I will assume that you are using the official MySQL provided JDBC driver Connector/J.

You are explicitly telling JDBC (and MySQL) to stream the results row-by-row with statement.setFetchSize(Integer.MIN_VALUE);

From MYSQL Docs:

By default, ResultSets are completely retrieved and stored in memory. In most cases this is the most efficient way to operate, and due to the design of the MySQL network protocol is easier to implement. If you are working with ResultSets that have a large number of rows or large values, and can not allocate heap space in your JVM for the memory required, you can tell the driver to stream the results back one row at a time.

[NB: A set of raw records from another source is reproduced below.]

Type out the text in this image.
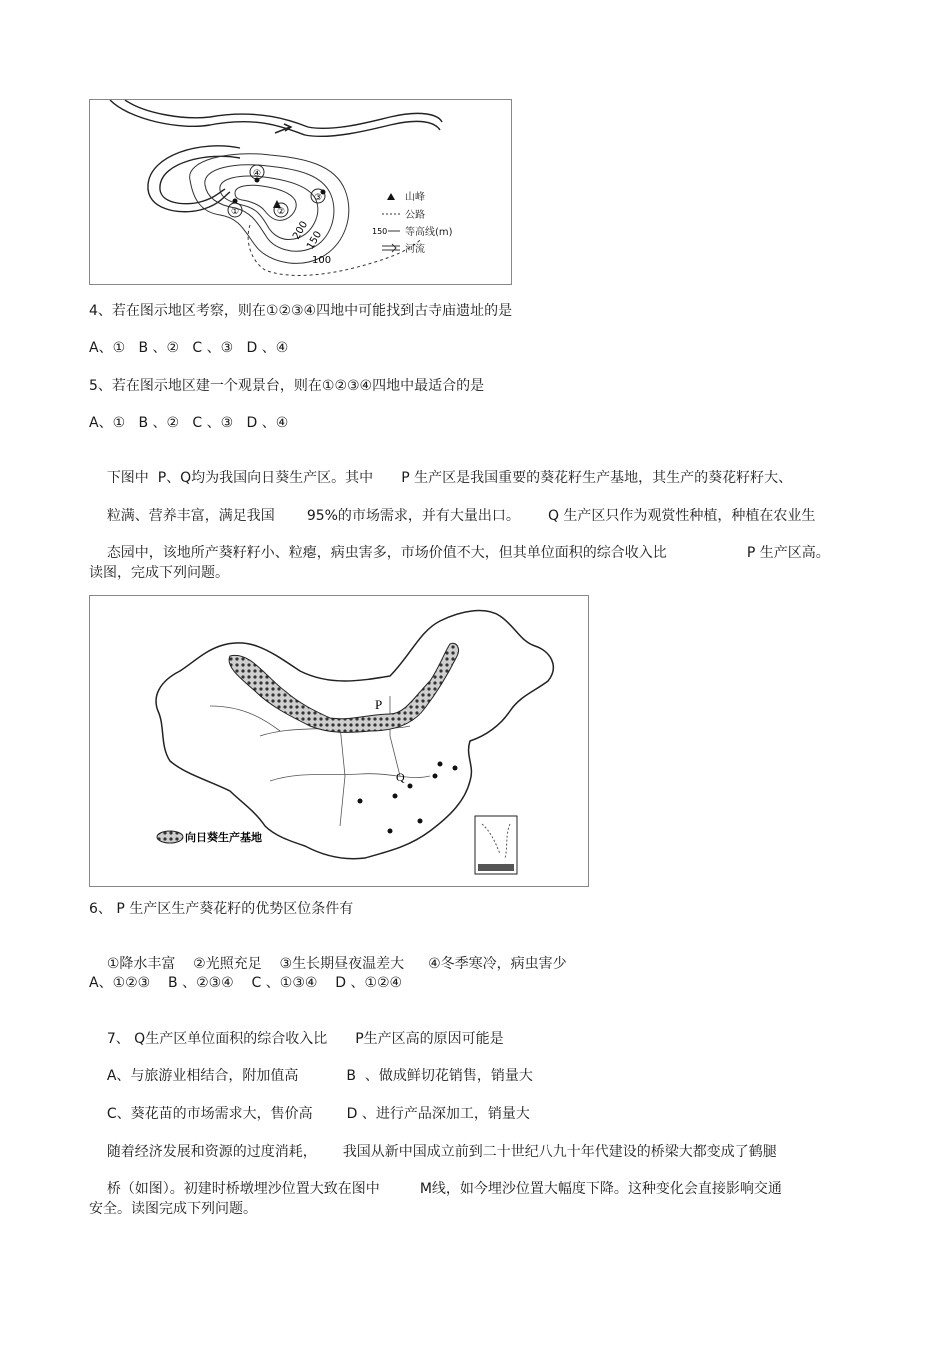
④
①	②
③
200
150
100
山峰
公路
150 等高线(m)
河流
4、若在图示地区考察，则在①②③④四地中可能找到古寺庙遗址的是
A、①   B 、②   C 、③   D 、④
5、若在图示地区建一个观景台，则在①②③④四地中最适合的是
A、①   B 、②   C 、③   D 、④

下图中  P、Q均为我国向日葵生产区。其中 P 生产区是我国重要的葵花籽生产基地，其生产的葵花籽籽大、

粒满、营养丰富，满足我国 95%的市场需求，并有大量出口。 Q 生产区只作为观赏性种植，种植在农业生

态园中，该地所产葵籽籽小、粒瘪，病虫害多，市场价值不大，但其单位面积的综合收入比	P 生产区高。

读图，完成下列问题。
P
Q
向日葵生产基地
6、 P 生产区生产葵花籽的优势区位条件有

①降水丰富    ②光照充足    ③生长期昼夜温差大 ④冬季寒冷，病虫害少

A、①②③    B 、②③④    C 、①③④    D 、①②④

7、 Q生产区单位面积的综合收入比 P生产区高的原因可能是

A、与旅游业相结合，附加值高	B  、做成鲜切花销售，销量大

C、葵花苗的市场需求大，售价高 D 、进行产品深加工，销量大

随着经济发展和资源的过度消耗， 我国从新中国成立前到二十世纪八九十年代建设的桥梁大都变成了鹤腿

桥（如图）。初建时桥墩埋沙位置大致在图中	M线，如今埋沙位置大幅度下降。这种变化会直接影响交通

安全。读图完成下列问题。
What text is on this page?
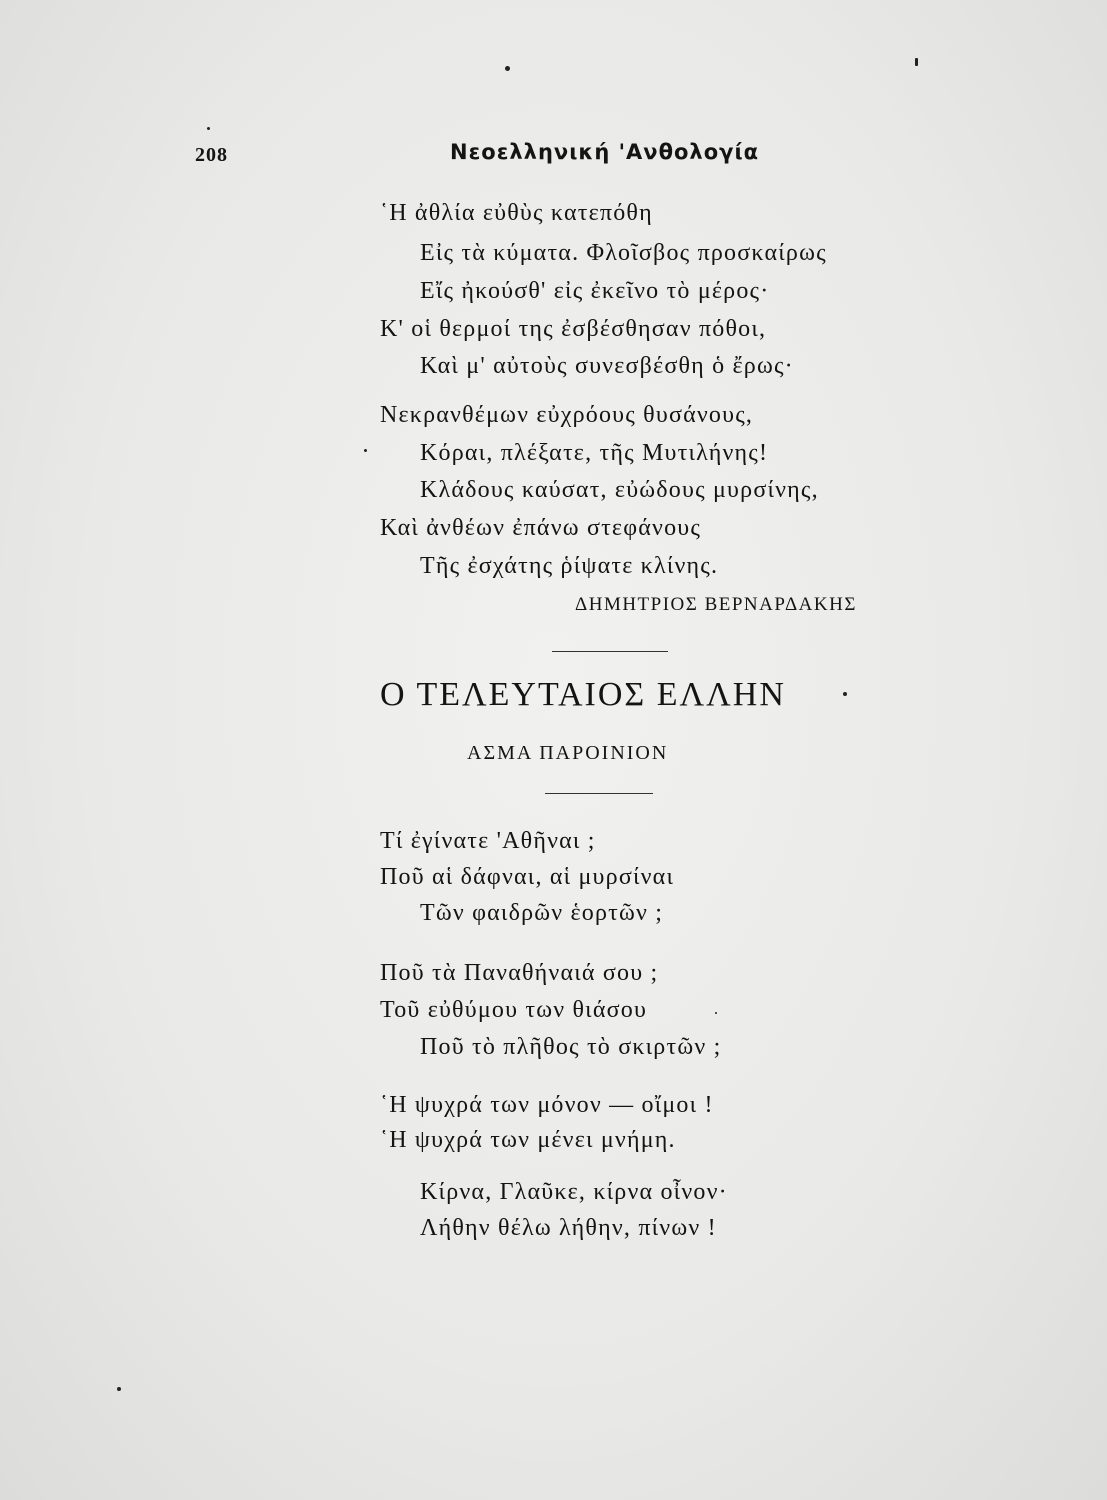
208	Νεοελληνική 'Ανθολογία
῾Η ἀθλία εὐθὺς κατεπόθη
Εἰς τὰ κύματα. Φλοῖσβος προσκαίρως
Εἴς ἠκούσθ' εἰς ἐκεῖνο τὸ μέρος·
Κ' οἱ θερμοί της ἐσβέσθησαν πόθοι,
Καὶ μ' αὐτοὺς συνεσβέσθη ὁ ἔρως·
Νεκρανθέμων εὐχρόους θυσάνους,
Κόραι, πλέξατε, τῆς Μυτιλήνης!
Κλάδους καύσατ, εὐώδους μυρσίνης,
Καὶ ἀνθέων ἐπάνω στεφάνους
Τῆς ἐσχάτης ῥίψατε κλίνης.
ΔΗΜΗΤΡΙΟΣ ΒΕΡΝΑΡΔΑΚΗΣ
Ο ΤΕΛΕΥΤΑΙΟΣ ΕΛΛΗΝ
ΑΣΜΑ ΠΑΡΟΙΝΙΟΝ
Τί ἐγίνατε 'Αθῆναι ;
Ποῦ αἱ δάφναι, αἱ μυρσίναι
Τῶν φαιδρῶν ἑορτῶν ;
Ποῦ τὰ Παναθήναιά σου ;
Τοῦ εὐθύμου των θιάσου
Ποῦ τὸ πλῆθος τὸ σκιρτῶν ;
῾Η ψυχρά των μόνον — οἴμοι !
῾Η ψυχρά των μένει μνήμη.
Κίρνα, Γλαῦκε, κίρνα οἶνον·
Λήθην θέλω λήθην, πίνων !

To enable this functionality, you need to create a Statement instance in the following manner:

stmt = conn.createStatement(java.sql.ResultSet.TYPE_FORWARD_ONLY,
          java.sql.ResultSet.CONCUR_READ_ONLY);
stmt.setFetchSize(Integer.MIN_VALUE);

The combination of a forward-only, read-only result set, with a fetch size of Integer.MIN_VALUE serves as a signal to the driver to stream result sets row-by-row. After this any result sets created with the statement will be retrieved row-by-row.

Any value other than Integer.MIN_VALUE for the fetch size is ignored by MySQL, and the standard behavior applies. The entire result set will be fetched by the JDBC driver.

Either don’t use setFetchSize(), so the JDBC driver will use the default value (0), or set the value to 0 explicitly. Using the value of 0 will also ensure that JDBC doesn’t use MySQL cursors, which may occur depending on your MySQL and Connector/J versions and configuration.